Scheu A, Powell A, Bollongino R, Vigne J-D, Tresset A, Çakirlar C, Benecke N en Burger J. 2015. De genetische prehistorie van gedomesticeerd vee van oorsprong tot verspreiding in Europa.BMC Genetica 16(1):1-11.

Shi Q, Guo Y, Engelhardt SC, Weladji RB, Zhou Y, Long M en Meng X. 2016. Bedreigde wilde jak (Bos grunniens) op het Tibetaanse plateau en aangrenzende regio's: populatiegrootte, verspreiding, instandhoudingsperspectieven en de relatie tot de binnenlandse ondersoort.Tijdschrift voor natuurbehoud 32:35-43.

Voorraad, Frauke. "Genetica en domesticatie van Afrikaanse runderen." African Archaeological Review, Diane Gifford-Gonzalez, Volume 30, Issue 1, SpingerLink, maart 2013.

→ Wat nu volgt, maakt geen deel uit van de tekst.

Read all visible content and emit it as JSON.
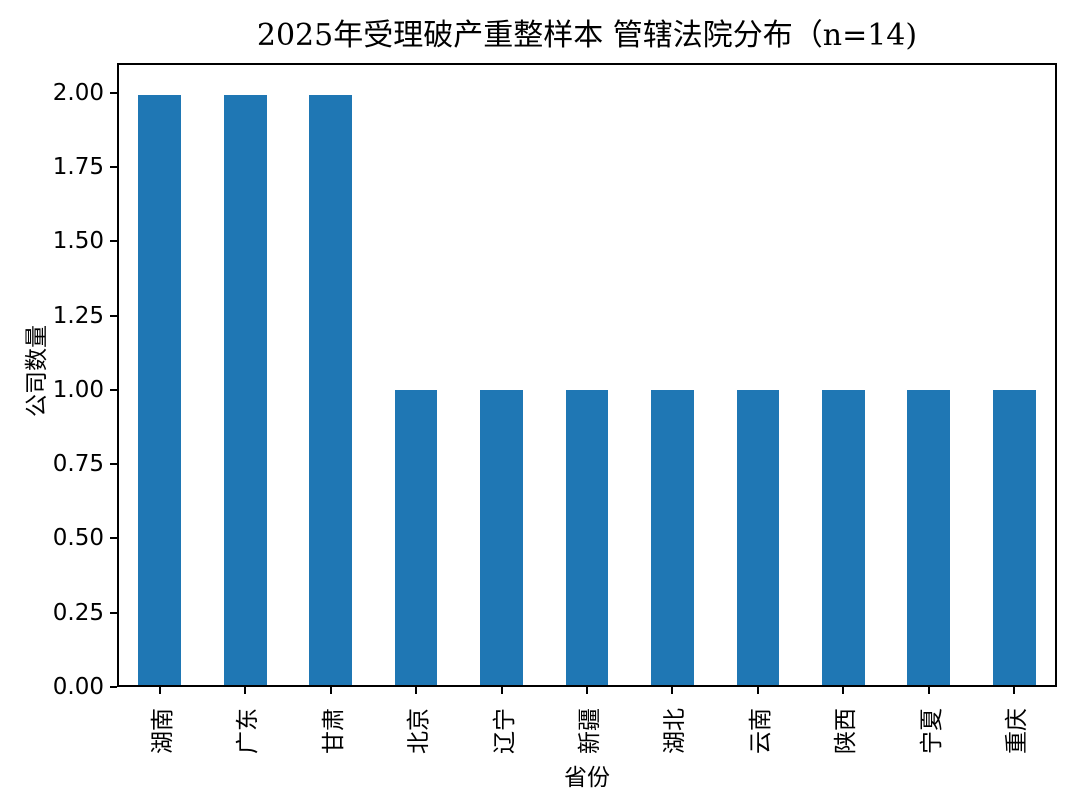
{
  "figure": {
    "background": "#ffffff",
    "text_color": "#000000"
  },
  "chart_data": {
    "type": "bar",
    "title": "2025年受理破产重整样本 管辖法院分布（n=14)",
    "xlabel": "省份",
    "ylabel": "公司数量",
    "categories": [
      "湖南",
      "广东",
      "甘肃",
      "北京",
      "辽宁",
      "新疆",
      "湖北",
      "云南",
      "陕西",
      "宁夏",
      "重庆"
    ],
    "values": [
      2,
      2,
      2,
      1,
      1,
      1,
      1,
      1,
      1,
      1,
      1
    ],
    "yticks": [
      "0.00",
      "0.25",
      "0.50",
      "0.75",
      "1.00",
      "1.25",
      "1.50",
      "1.75",
      "2.00"
    ],
    "ylim": [
      0,
      2.1
    ],
    "bar_color": "#1f77b4",
    "bar_width_fraction": 0.5,
    "xtick_rotation": 90,
    "grid": false,
    "legend_position": "none"
  }
}
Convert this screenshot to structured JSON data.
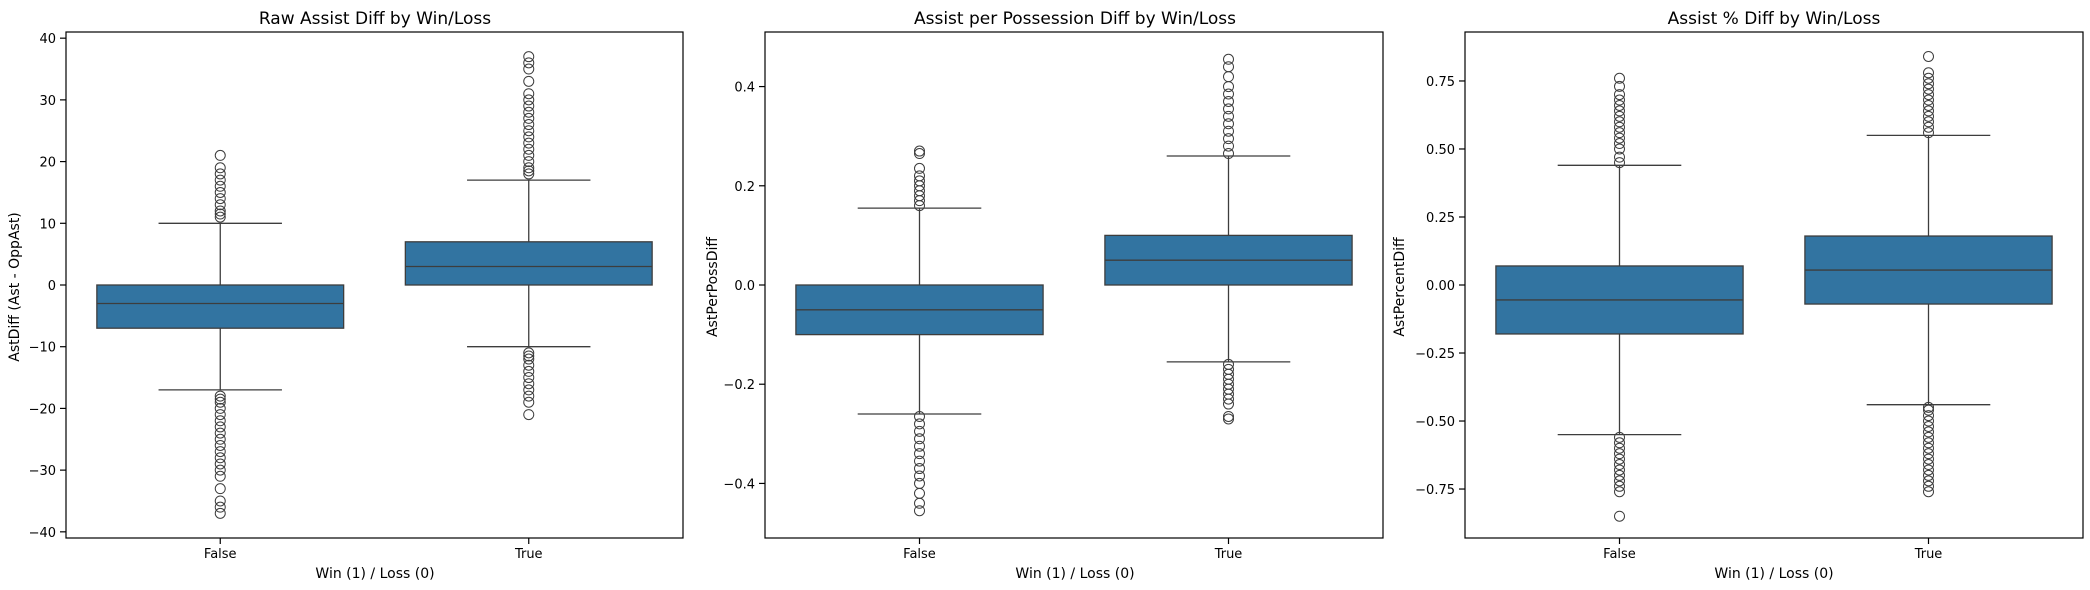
{
  "chart_data": [
    {
      "type": "box",
      "title": "Raw Assist Diff by Win/Loss",
      "xlabel": "Win (1) / Loss (0)",
      "ylabel": "AstDiff (Ast - OppAst)",
      "categories": [
        "False",
        "True"
      ],
      "yticks": [
        -40,
        -30,
        -20,
        -10,
        0,
        10,
        20,
        30,
        40
      ],
      "tick_labels": [
        "−40",
        "−30",
        "−20",
        "−10",
        "0",
        "10",
        "20",
        "30",
        "40"
      ],
      "ylim": [
        -41,
        41
      ],
      "boxes": [
        {
          "category": "False",
          "whislo": -17,
          "q1": -7,
          "med": -3,
          "q3": 0,
          "whishi": 10,
          "fliers": [
            -37,
            -36,
            -35,
            -33,
            -31,
            -30,
            -29,
            -28,
            -27,
            -26,
            -25,
            -24,
            -23,
            -22,
            -21,
            -20,
            -19,
            -18.5,
            -18,
            11,
            11.5,
            12,
            13,
            14,
            15,
            16,
            17,
            18,
            19,
            21
          ]
        },
        {
          "category": "True",
          "whislo": -10,
          "q1": 0,
          "med": 3,
          "q3": 7,
          "whishi": 17,
          "fliers": [
            -21,
            -19,
            -18,
            -17,
            -16,
            -15,
            -14,
            -13,
            -12,
            -11.5,
            -11,
            18,
            18.5,
            19,
            20,
            21,
            22,
            23,
            24,
            25,
            26,
            27,
            28,
            29,
            30,
            31,
            33,
            35,
            36,
            37
          ]
        }
      ]
    },
    {
      "type": "box",
      "title": "Assist per Possession Diff by Win/Loss",
      "xlabel": "Win (1) / Loss (0)",
      "ylabel": "AstPerPossDiff",
      "categories": [
        "False",
        "True"
      ],
      "yticks": [
        -0.4,
        -0.2,
        0.0,
        0.2,
        0.4
      ],
      "tick_labels": [
        "−0.4",
        "−0.2",
        "0.0",
        "0.2",
        "0.4"
      ],
      "ylim": [
        -0.51,
        0.51
      ],
      "boxes": [
        {
          "category": "False",
          "whislo": -0.26,
          "q1": -0.1,
          "med": -0.05,
          "q3": 0.0,
          "whishi": 0.155,
          "fliers": [
            -0.455,
            -0.44,
            -0.42,
            -0.4,
            -0.385,
            -0.37,
            -0.355,
            -0.34,
            -0.325,
            -0.31,
            -0.295,
            -0.28,
            -0.265,
            0.16,
            0.17,
            0.18,
            0.19,
            0.2,
            0.21,
            0.22,
            0.235,
            0.265,
            0.27
          ]
        },
        {
          "category": "True",
          "whislo": -0.155,
          "q1": 0.0,
          "med": 0.05,
          "q3": 0.1,
          "whishi": 0.26,
          "fliers": [
            -0.27,
            -0.265,
            -0.24,
            -0.23,
            -0.22,
            -0.21,
            -0.2,
            -0.19,
            -0.18,
            -0.17,
            -0.16,
            0.265,
            0.28,
            0.295,
            0.31,
            0.325,
            0.34,
            0.355,
            0.37,
            0.385,
            0.4,
            0.42,
            0.44,
            0.455
          ]
        }
      ]
    },
    {
      "type": "box",
      "title": "Assist % Diff by Win/Loss",
      "xlabel": "Win (1) / Loss (0)",
      "ylabel": "AstPercentDiff",
      "categories": [
        "False",
        "True"
      ],
      "yticks": [
        -0.75,
        -0.5,
        -0.25,
        0.0,
        0.25,
        0.5,
        0.75
      ],
      "tick_labels": [
        "−0.75",
        "−0.50",
        "−0.25",
        "0.00",
        "0.25",
        "0.50",
        "0.75"
      ],
      "ylim": [
        -0.93,
        0.93
      ],
      "boxes": [
        {
          "category": "False",
          "whislo": -0.55,
          "q1": -0.18,
          "med": -0.055,
          "q3": 0.07,
          "whishi": 0.44,
          "fliers": [
            -0.85,
            -0.76,
            -0.74,
            -0.72,
            -0.7,
            -0.68,
            -0.66,
            -0.64,
            -0.62,
            -0.6,
            -0.58,
            -0.56,
            0.45,
            0.47,
            0.5,
            0.52,
            0.54,
            0.56,
            0.58,
            0.6,
            0.62,
            0.64,
            0.66,
            0.68,
            0.7,
            0.73,
            0.76
          ]
        },
        {
          "category": "True",
          "whislo": -0.44,
          "q1": -0.07,
          "med": 0.055,
          "q3": 0.18,
          "whishi": 0.55,
          "fliers": [
            -0.76,
            -0.74,
            -0.72,
            -0.7,
            -0.68,
            -0.66,
            -0.64,
            -0.62,
            -0.6,
            -0.58,
            -0.56,
            -0.54,
            -0.52,
            -0.5,
            -0.48,
            -0.46,
            -0.45,
            0.56,
            0.58,
            0.6,
            0.62,
            0.64,
            0.66,
            0.68,
            0.7,
            0.72,
            0.74,
            0.76,
            0.78,
            0.84
          ]
        }
      ]
    }
  ],
  "colors": {
    "box_fill": "#3274a1",
    "line": "#3d3d3d",
    "axis": "#000000"
  }
}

Teasdale MD en Bradley DG. 2012. De oorsprong van vee.Bovine Genomics: Wiley-Blackwell. Blz. 1-10.

Upadhyay, MR. "Genetische oorsprong, vermenging en populatiegeschiedenis van oerossen (Bos primigenius) en primitief Europees vee." Erfelijkheid, W Chen, J A Lenstra, et al., Volume 118, Nature, 28 september 2016.

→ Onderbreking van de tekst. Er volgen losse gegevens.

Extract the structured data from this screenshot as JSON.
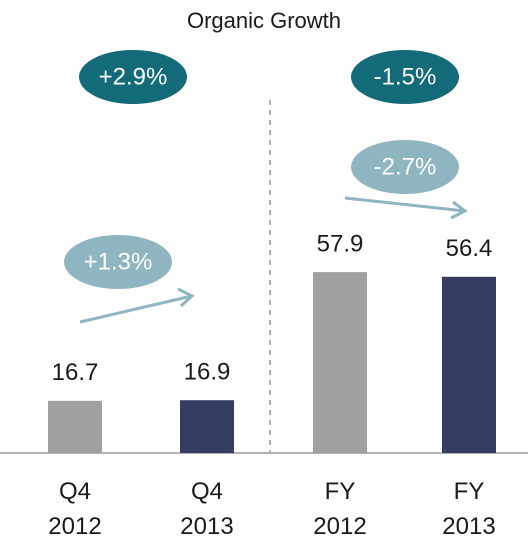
{
  "chart_data": {
    "type": "bar",
    "title": "Organic Growth",
    "categories": [
      "Q4 2012",
      "Q4 2013",
      "FY 2012",
      "FY 2013"
    ],
    "values": [
      16.7,
      16.9,
      57.9,
      56.4
    ],
    "colors": [
      "#a0a0a0",
      "#363d62",
      "#a0a0a0",
      "#363d62"
    ],
    "ylim": [
      0,
      145
    ],
    "annotations": [
      "+2.9%",
      "-1.5%",
      "+1.3%",
      "-2.7%"
    ]
  }
}
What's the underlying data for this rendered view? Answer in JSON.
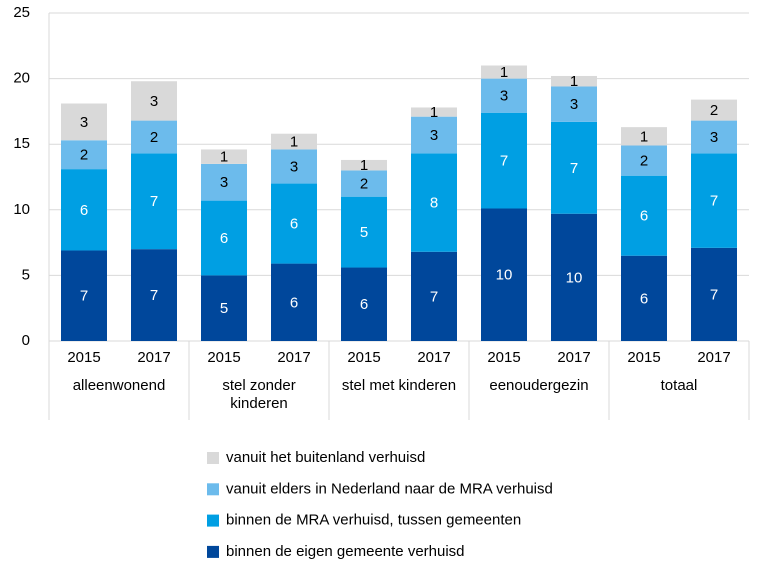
{
  "chart_data": {
    "type": "stacked-bar",
    "categories": [
      "2015",
      "2017",
      "2015",
      "2017",
      "2015",
      "2017",
      "2015",
      "2017",
      "2015",
      "2017"
    ],
    "groups": [
      "alleenwonend",
      "stel zonder kinderen",
      "stel met kinderen",
      "eenoudergezin",
      "totaal"
    ],
    "series": [
      {
        "name": "binnen de eigen gemeente verhuisd",
        "color": "#00479b",
        "values": [
          6.9,
          7.0,
          5.0,
          5.9,
          5.6,
          6.8,
          10.1,
          9.7,
          6.5,
          7.1
        ],
        "value_labels": [
          "7",
          "7",
          "5",
          "6",
          "6",
          "7",
          "10",
          "10",
          "6",
          "7"
        ]
      },
      {
        "name": "binnen de MRA verhuisd, tussen gemeenten",
        "color": "#009fe3",
        "values": [
          6.2,
          7.3,
          5.7,
          6.1,
          5.4,
          7.5,
          7.3,
          7.0,
          6.1,
          7.2
        ],
        "value_labels": [
          "6",
          "7",
          "6",
          "6",
          "5",
          "8",
          "7",
          "7",
          "6",
          "7"
        ]
      },
      {
        "name": "vanuit elders in Nederland naar de MRA verhuisd",
        "color": "#6cbbec",
        "values": [
          2.2,
          2.5,
          2.8,
          2.6,
          2.0,
          2.8,
          2.6,
          2.7,
          2.3,
          2.5
        ],
        "value_labels": [
          "2",
          "2",
          "3",
          "3",
          "2",
          "3",
          "3",
          "3",
          "2",
          "3"
        ]
      },
      {
        "name": "vanuit het buitenland verhuisd",
        "color": "#d9d9d9",
        "values": [
          2.8,
          3.0,
          1.1,
          1.2,
          0.8,
          0.7,
          1.0,
          0.8,
          1.4,
          1.6
        ],
        "value_labels": [
          "3",
          "3",
          "1",
          "1",
          "1",
          "1",
          "1",
          "1",
          "1",
          "2"
        ]
      }
    ],
    "ylim": [
      0,
      25
    ],
    "yticks": [
      0,
      5,
      10,
      15,
      20,
      25
    ],
    "grid": true
  }
}
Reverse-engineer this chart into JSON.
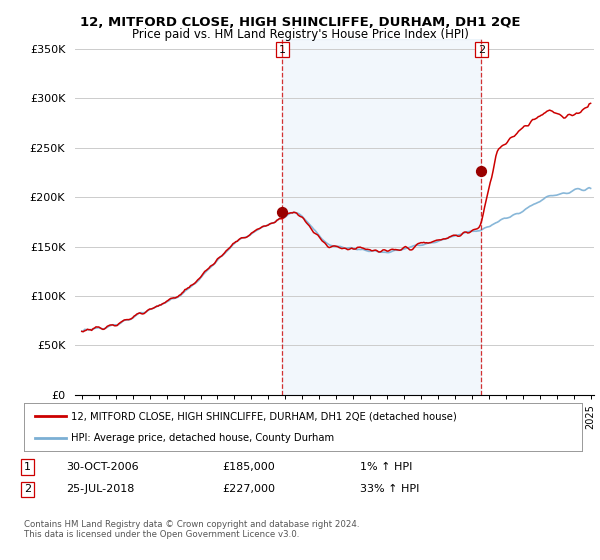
{
  "title": "12, MITFORD CLOSE, HIGH SHINCLIFFE, DURHAM, DH1 2QE",
  "subtitle": "Price paid vs. HM Land Registry's House Price Index (HPI)",
  "ylabel_ticks": [
    "£0",
    "£50K",
    "£100K",
    "£150K",
    "£200K",
    "£250K",
    "£300K",
    "£350K"
  ],
  "ytick_values": [
    0,
    50000,
    100000,
    150000,
    200000,
    250000,
    300000,
    350000
  ],
  "ylim": [
    0,
    360000
  ],
  "xlim_start": 1994.6,
  "xlim_end": 2025.2,
  "purchase1": {
    "date_num": 2006.83,
    "price": 185000,
    "label": "1"
  },
  "purchase2": {
    "date_num": 2018.56,
    "price": 227000,
    "label": "2"
  },
  "legend_line1": "12, MITFORD CLOSE, HIGH SHINCLIFFE, DURHAM, DH1 2QE (detached house)",
  "legend_line2": "HPI: Average price, detached house, County Durham",
  "note1_label": "1",
  "note1_date": "30-OCT-2006",
  "note1_price": "£185,000",
  "note1_hpi": "1% ↑ HPI",
  "note2_label": "2",
  "note2_date": "25-JUL-2018",
  "note2_price": "£227,000",
  "note2_hpi": "33% ↑ HPI",
  "footer": "Contains HM Land Registry data © Crown copyright and database right 2024.\nThis data is licensed under the Open Government Licence v3.0.",
  "hpi_color": "#7bafd4",
  "hpi_fill_color": "#ddeeff",
  "price_color": "#cc0000",
  "purchase_dot_color": "#990000",
  "vline_color": "#cc0000",
  "background_color": "#ffffff",
  "grid_color": "#cccccc"
}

Wang K, Hu Q, Ma H, Wang L, Yang Y, Luo W en Qiu Q. 2014. Genoombrede variatie binnen en tussen wilde en gedomesticeerde jakken.Moleculaire ecologische bronnen 14(4):794-801.

Zhang X, Wang K, Wang L, Yang Y, Ni Z, Xie X, Shao X, Han J, Wan D en Qiu Q. 2016. Genoombrede patronen van het aantal kopievariaties in het Chinese yak-genoom. BMC Genomics 17(1):379.